Bagi mereka, film ini adalah refleksi dari kenyataan banyak mahasiswa hari ini yang berjuang melawan tekanan akademik dan ekspektasi sosial tanpa banyak bicara. Pesan utamanya sederhana namun kuat: pentingnya kesadaran terhadap kesehatan mental, terutama di kalangan mahasiswa yang sering menekan diri untuk terus produktif.

Keberhasilan Mania Dunia Nia menjadi bukti bahwa kreativitas mahasiswa Indonesia mampu bersaing di tingkat internasional. Bukan karena fasilitas mewah, melainkan karena keberanian untuk jujur dan berkisah dari pengalaman sendiri.
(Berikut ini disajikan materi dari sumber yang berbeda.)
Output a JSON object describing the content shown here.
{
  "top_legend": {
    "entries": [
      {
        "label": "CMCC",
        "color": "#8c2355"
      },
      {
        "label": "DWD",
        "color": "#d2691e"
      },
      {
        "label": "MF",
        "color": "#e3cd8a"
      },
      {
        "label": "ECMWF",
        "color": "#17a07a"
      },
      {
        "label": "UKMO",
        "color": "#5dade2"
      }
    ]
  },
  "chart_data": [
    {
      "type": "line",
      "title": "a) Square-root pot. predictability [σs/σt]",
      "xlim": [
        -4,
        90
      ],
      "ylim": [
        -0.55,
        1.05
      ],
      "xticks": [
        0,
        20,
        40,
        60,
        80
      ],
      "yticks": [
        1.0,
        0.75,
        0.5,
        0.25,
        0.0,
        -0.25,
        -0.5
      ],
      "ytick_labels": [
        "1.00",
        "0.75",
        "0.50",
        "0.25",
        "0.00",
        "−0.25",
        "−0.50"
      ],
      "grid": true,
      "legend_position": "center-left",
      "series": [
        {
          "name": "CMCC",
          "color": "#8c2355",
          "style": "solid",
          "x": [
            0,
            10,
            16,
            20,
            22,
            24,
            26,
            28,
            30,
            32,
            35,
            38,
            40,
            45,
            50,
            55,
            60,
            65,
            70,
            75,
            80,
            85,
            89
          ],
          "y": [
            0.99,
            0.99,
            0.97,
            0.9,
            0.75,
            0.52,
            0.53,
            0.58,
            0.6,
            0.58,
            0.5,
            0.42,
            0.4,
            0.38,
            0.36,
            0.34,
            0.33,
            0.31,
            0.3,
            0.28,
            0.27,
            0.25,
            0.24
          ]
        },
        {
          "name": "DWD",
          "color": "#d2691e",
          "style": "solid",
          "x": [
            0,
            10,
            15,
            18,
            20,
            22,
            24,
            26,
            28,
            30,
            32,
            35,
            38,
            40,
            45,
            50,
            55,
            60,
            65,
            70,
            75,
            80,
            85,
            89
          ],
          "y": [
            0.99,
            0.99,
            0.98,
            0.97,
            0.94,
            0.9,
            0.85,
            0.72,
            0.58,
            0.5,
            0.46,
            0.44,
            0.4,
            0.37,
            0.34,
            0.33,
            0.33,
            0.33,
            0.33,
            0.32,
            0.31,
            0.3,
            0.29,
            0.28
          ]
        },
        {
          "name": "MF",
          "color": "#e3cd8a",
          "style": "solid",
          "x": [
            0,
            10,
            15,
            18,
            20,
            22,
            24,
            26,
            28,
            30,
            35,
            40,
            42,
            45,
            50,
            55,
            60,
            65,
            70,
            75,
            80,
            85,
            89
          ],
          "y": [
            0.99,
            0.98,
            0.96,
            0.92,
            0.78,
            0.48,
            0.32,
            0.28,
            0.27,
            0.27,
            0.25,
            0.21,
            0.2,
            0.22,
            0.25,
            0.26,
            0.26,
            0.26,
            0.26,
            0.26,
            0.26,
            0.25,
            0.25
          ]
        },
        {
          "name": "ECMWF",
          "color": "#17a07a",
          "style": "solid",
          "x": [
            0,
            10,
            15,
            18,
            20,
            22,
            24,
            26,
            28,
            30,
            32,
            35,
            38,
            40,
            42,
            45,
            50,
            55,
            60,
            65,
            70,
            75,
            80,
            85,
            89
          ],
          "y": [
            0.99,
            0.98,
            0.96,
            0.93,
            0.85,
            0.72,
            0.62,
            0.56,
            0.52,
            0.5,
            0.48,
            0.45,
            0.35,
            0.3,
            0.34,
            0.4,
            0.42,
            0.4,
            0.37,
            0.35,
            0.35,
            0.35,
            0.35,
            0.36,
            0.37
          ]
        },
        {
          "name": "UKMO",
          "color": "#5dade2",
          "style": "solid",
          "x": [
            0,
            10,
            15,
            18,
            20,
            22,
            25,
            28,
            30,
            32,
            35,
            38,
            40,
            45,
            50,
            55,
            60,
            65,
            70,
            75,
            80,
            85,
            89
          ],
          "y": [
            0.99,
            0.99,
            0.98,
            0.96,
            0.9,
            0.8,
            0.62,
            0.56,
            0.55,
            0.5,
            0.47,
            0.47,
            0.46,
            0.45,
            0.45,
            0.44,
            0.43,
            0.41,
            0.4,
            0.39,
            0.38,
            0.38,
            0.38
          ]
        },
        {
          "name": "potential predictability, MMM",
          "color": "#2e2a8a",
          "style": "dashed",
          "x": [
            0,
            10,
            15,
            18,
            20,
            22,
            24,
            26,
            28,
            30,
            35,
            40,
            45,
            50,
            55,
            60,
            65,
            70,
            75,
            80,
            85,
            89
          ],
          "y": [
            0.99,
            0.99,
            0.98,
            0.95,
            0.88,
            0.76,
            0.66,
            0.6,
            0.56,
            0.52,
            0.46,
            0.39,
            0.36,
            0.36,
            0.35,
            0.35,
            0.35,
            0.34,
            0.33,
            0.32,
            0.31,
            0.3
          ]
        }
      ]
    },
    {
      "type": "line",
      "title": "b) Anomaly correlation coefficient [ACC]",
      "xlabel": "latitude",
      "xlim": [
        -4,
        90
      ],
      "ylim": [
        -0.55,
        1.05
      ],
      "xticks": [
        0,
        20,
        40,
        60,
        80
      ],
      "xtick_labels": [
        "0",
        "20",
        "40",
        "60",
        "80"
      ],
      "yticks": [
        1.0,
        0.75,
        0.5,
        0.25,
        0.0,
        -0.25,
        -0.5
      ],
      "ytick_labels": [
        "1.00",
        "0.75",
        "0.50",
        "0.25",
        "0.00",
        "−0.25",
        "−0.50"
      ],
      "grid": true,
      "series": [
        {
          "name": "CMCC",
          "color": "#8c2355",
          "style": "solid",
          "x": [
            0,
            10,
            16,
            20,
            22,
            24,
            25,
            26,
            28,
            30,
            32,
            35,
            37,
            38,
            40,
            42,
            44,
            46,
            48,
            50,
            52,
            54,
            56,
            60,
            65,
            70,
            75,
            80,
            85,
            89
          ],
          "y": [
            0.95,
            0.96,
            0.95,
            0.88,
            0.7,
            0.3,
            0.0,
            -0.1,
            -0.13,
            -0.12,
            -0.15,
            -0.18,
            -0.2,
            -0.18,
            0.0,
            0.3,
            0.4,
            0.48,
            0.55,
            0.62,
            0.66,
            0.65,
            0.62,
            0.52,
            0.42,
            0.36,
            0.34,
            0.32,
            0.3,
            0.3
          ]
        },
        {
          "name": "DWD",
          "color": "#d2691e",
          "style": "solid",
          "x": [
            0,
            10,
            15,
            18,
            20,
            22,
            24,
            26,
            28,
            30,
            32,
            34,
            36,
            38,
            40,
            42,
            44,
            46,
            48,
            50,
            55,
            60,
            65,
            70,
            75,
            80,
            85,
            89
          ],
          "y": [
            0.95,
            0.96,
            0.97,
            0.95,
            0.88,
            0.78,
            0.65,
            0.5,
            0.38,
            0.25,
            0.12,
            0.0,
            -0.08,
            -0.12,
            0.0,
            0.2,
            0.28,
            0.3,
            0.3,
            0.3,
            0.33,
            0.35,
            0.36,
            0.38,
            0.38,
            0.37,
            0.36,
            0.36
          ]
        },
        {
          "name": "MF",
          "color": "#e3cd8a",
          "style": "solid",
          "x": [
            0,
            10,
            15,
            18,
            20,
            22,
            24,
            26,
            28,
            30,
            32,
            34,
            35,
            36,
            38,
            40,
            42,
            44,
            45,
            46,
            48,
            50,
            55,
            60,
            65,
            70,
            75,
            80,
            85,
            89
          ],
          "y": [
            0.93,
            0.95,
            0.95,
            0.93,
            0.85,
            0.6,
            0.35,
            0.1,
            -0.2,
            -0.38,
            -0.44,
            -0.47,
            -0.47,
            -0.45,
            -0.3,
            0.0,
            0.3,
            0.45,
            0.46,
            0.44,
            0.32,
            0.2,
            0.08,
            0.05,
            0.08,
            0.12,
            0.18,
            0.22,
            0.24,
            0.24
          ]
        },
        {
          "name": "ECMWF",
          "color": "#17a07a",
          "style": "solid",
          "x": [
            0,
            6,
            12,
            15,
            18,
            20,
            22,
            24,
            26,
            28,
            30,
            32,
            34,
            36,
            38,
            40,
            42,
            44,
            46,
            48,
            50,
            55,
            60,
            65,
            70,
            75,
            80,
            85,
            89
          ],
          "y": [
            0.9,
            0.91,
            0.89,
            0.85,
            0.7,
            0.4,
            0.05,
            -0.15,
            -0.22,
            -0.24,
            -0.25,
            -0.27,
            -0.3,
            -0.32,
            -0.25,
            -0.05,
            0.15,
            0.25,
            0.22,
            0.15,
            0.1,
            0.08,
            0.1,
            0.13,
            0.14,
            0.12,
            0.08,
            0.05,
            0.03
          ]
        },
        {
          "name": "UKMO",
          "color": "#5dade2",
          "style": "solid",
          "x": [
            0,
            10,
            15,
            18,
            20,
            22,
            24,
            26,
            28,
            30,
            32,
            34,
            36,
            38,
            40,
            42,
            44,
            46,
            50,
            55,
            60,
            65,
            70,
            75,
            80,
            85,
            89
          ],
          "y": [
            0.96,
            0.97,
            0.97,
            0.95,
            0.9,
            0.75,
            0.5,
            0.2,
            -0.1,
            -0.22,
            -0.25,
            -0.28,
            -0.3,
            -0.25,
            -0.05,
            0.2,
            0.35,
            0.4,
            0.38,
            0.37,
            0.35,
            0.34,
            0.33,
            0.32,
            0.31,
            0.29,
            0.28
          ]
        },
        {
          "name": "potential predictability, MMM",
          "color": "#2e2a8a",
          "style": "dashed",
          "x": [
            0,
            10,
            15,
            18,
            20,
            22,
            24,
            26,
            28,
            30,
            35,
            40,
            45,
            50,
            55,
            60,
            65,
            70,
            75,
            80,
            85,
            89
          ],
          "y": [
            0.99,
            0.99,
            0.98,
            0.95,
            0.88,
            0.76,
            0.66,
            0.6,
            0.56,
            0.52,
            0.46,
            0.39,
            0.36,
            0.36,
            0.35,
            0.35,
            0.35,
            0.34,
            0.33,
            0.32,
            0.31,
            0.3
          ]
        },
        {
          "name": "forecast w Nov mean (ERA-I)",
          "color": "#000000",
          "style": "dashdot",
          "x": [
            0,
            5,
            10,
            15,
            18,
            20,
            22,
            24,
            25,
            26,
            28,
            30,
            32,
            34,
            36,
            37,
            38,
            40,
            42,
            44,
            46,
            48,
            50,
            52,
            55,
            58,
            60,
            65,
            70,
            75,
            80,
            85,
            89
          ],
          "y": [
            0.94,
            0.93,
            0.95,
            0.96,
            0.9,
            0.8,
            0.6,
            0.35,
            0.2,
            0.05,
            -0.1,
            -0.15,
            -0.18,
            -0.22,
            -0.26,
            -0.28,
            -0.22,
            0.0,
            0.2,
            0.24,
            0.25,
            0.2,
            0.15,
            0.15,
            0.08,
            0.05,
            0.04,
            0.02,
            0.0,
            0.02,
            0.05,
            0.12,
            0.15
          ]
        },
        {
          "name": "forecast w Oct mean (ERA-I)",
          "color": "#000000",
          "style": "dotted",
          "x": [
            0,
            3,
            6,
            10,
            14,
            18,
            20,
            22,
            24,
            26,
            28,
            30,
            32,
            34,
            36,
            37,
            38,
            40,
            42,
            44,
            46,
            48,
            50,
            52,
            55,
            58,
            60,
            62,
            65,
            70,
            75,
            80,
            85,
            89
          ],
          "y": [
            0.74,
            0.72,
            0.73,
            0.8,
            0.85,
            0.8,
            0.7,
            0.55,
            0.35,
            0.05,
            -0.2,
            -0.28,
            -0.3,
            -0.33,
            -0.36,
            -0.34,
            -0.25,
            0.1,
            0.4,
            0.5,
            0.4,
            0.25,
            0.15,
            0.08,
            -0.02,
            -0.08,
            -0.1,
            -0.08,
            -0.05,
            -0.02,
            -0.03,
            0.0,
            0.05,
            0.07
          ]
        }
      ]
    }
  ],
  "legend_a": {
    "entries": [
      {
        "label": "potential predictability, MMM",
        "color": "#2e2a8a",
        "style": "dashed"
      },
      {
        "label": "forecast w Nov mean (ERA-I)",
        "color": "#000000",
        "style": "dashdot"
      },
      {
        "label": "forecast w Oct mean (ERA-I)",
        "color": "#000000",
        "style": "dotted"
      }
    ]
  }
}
Derichson menutup dengan pesan yang membumi:
“Berkarya aja. Enggak usah kebanyakan mikir, takut enggak diterima, takut filmnya enggak nyambung sama penonton. Alih-alih tenggelam di ketakutan itu, ya udah—berkarya aja dulu. Karena dari situ justru lahir sesuatu yang jujur,” pungkasnya.

Di tengah tekanan dan distraksi dunia modern, Mania Dunia Nia menjadi oase kecil yang mengingatkan: kadang, keberanian untuk bercerita adalah bentuk perlawanan paling lembut dari generasi yang tumbuh di tengah hiruk pikuk dunia digital.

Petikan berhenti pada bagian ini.